Before playing a Blu-Ray disc we decided to play a DVD. After all even if you don’t have a huge DVD collection the number of movies available on any high-def format is still too low, so you will probably still play a lot of DVDs. Here we found the major flaw of this unit. As you can clearly see in Figure 1, DVD discs do not fill the full screen. We are not talking about the traditional black bars that appear on the top and on the bottom of widescreen movies, but an entire black frame around the movie, making the movie play inside a window, if you will.

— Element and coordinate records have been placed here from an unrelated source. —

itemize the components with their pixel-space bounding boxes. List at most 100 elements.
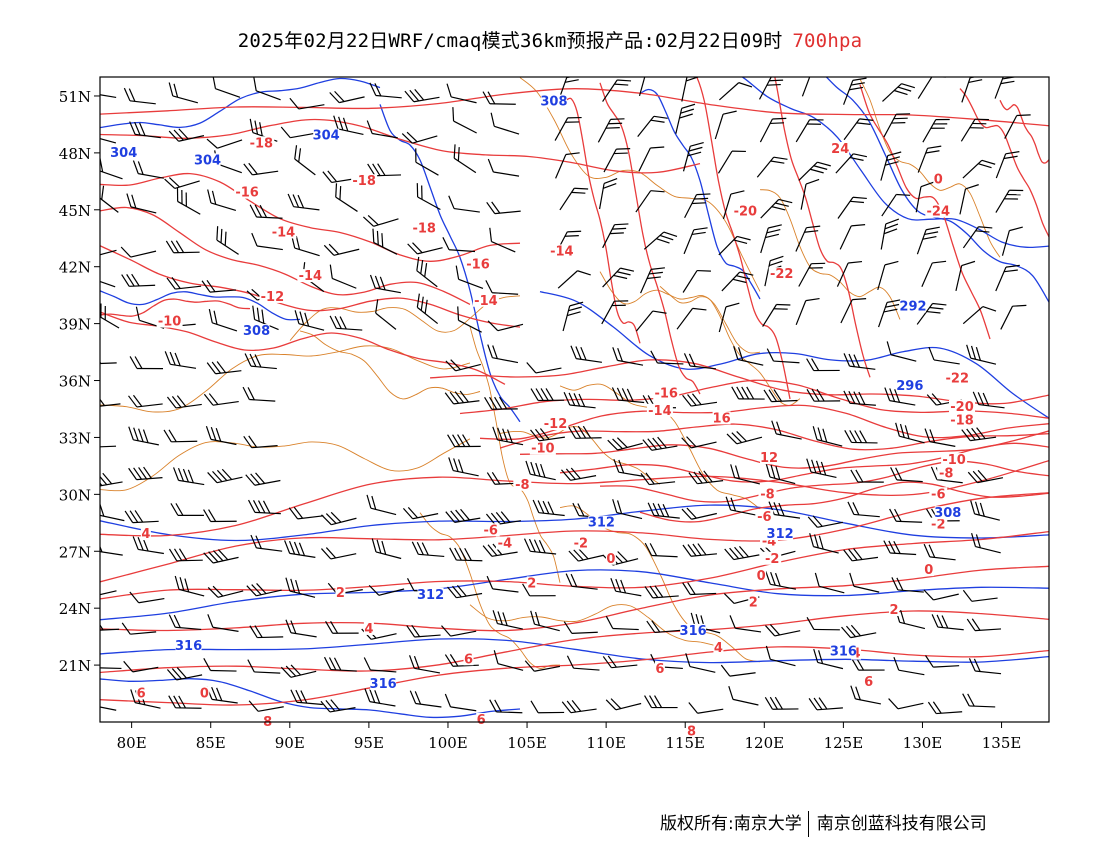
wind-barb [166,667,203,681]
wind-barb [768,501,801,519]
wind-barb [883,540,917,556]
wind-barb [280,664,317,678]
wind-barb [927,701,963,715]
height-contour [100,569,1049,621]
height-label: 316 [175,639,202,654]
lat-tick-label: 51N [59,88,91,106]
height-contour [639,88,761,300]
height-label-bg [417,587,444,601]
wind-barb [758,77,784,100]
wind-barb [486,575,519,593]
wind-barb [449,547,483,562]
wind-barb [242,386,276,402]
wind-barb [895,422,925,444]
lon-tick-label: 110E [586,734,626,752]
temperature-label-bg [941,453,968,467]
wind-barb [369,274,401,294]
wind-barb [124,510,159,524]
wind-barb [843,390,876,406]
temperature-label-bg [605,551,616,565]
temperature-contour [100,118,701,174]
wind-barb [411,541,445,558]
wind-barb [294,310,325,331]
border-line [419,512,561,669]
temperature-label-bg [944,371,971,385]
wind-barb [962,693,996,708]
wind-barb [812,426,843,447]
temperature-label: 2 [527,576,536,591]
wind-barb [995,189,1024,213]
wind-barb [598,178,618,210]
wind-barb [164,351,197,369]
temperature-label-bg [768,267,795,281]
wind-barb [121,622,157,635]
temperature-label-bg [199,686,210,700]
wind-barb [206,138,243,149]
temperature-label-bg [140,527,151,541]
wind-barb [525,460,556,481]
wind-barb [247,659,281,674]
wind-barb [714,110,737,140]
temperature-label: 0 [757,569,766,584]
lat-tick-label: 33N [59,429,91,447]
temperature-label: -16 [654,387,678,402]
copyright-right: 南京创蓝科技有限公司 [816,814,987,834]
wind-barb [362,215,399,227]
temperature-contour [959,88,1049,238]
wind-barb [206,686,238,704]
wind-barb [489,227,516,253]
temperature-label: 4 [141,527,150,542]
wind-barb [568,548,604,562]
temperature-label-bg [529,441,556,455]
temperature-label: 6 [137,686,146,701]
wind-barb [610,577,642,597]
wind-barb [961,427,997,442]
height-label: 304 [313,129,340,144]
wind-barb [837,196,867,219]
wind-barb [530,388,565,402]
wind-barb [492,610,523,630]
lon-tick-label: 115E [665,734,705,752]
temperature-label: -6 [931,487,945,502]
wind-barb [123,660,159,673]
lat-tick-label: 45N [59,202,91,220]
wind-barb [285,577,316,598]
height-label-bg [767,527,794,541]
wind-barb [762,303,791,327]
wind-barb [646,620,681,634]
height-contour [100,290,301,321]
wind-barb [683,353,717,370]
wind-barb [923,543,956,561]
lat-tick-label: 39N [59,316,91,334]
wind-barb [100,135,117,144]
height-label: 312 [588,516,615,531]
wind-barb [766,348,800,364]
wind-barb [532,499,565,517]
wind-barb [795,297,820,326]
lon-tick-label: 95E [354,734,384,752]
wind-barb [168,695,202,709]
wind-barb [765,645,796,667]
temperature-label: -14 [474,294,498,309]
height-contour [100,77,381,129]
wind-barb [563,392,596,409]
wind-barb [922,118,950,143]
wind-barb [492,426,524,446]
wind-barb [808,697,843,711]
wind-barb [881,193,911,217]
lat-tick-label: 42N [59,259,91,277]
wind-barb [729,615,762,633]
wind-barb [448,195,480,213]
wind-barb [959,184,979,215]
wind-barb [100,394,121,408]
temperature-label: 16 [713,411,731,426]
wind-barb [128,466,163,481]
wind-barb [372,228,398,255]
wind-barb [203,393,239,406]
wind-barb [602,655,638,669]
wind-barb [201,279,236,293]
wind-barb [756,156,788,178]
wind-barb [720,664,756,677]
wind-barb [132,536,164,555]
temperature-label: -8 [939,466,953,481]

As we pressed the pause key, we could clearly see that the unit was sending 1080p signal to the TV filling up all the screen, because the status bar on the top of the screen was perfectly filling up the top portion of the screen, as you can see in Figure 1. This wasn’t an issue with the screen aspect ratio configuration either, as we played with all possible configurations on both player and TV. By using the TV’s zoom function we could have a better aspect, but we still had a little bit of black border and the player menu would go out of sight. It is also important to say that with other players our DVDs played just fine filling up the whole screen.

Samsung BD-P1400 Review
click to enlarge
Figure 1: This unit plays DVD movies inside a black frame, not filling the entire screen.

Apparently this problem was being caused by the lack of a function to manually set the 4:3 mode to be used. We had the exact same problem with Sony BDP-S300, but this unit from Sony has an option called “4:3 Video Out” that after we changed from “normal” to “full” solved our issue. Unfortunately we couldn’t solve this problem on this unit from Samsung.

We stopped our tests here. It wasn’t worthwhile seeing how this unit played Blu-Ray discs. If a new unit cannot play our DVD collection the way it supposed to be, then the unit pretty much worthless.

Another problem with this unit is that you may need a firmware upgrade to play the latest Blu-Ray movies. On Blu-Ray discs the menus are written in Java and the latest movies are using a version that is newer than the one used by the player, causing this incompatibility. This same problem happens with units from other brands as well.

The firmware upgrade process on this unit is very easy to be performed. You can either download a CD image from Samsung’s website, burn it to a CD and then put this CD to play on your unit or simply connect your player to your broadband Internet connection (the unit features an Ethernet port) and choose the firmware upgrade option from the player menu. This Ethernet port is really handy and this feature is not found on its main competitor, Sony BDP-S300.

Unfortunately we cannot recommend a unit that has so many flaws. The bottom line is: don’t buy this unit.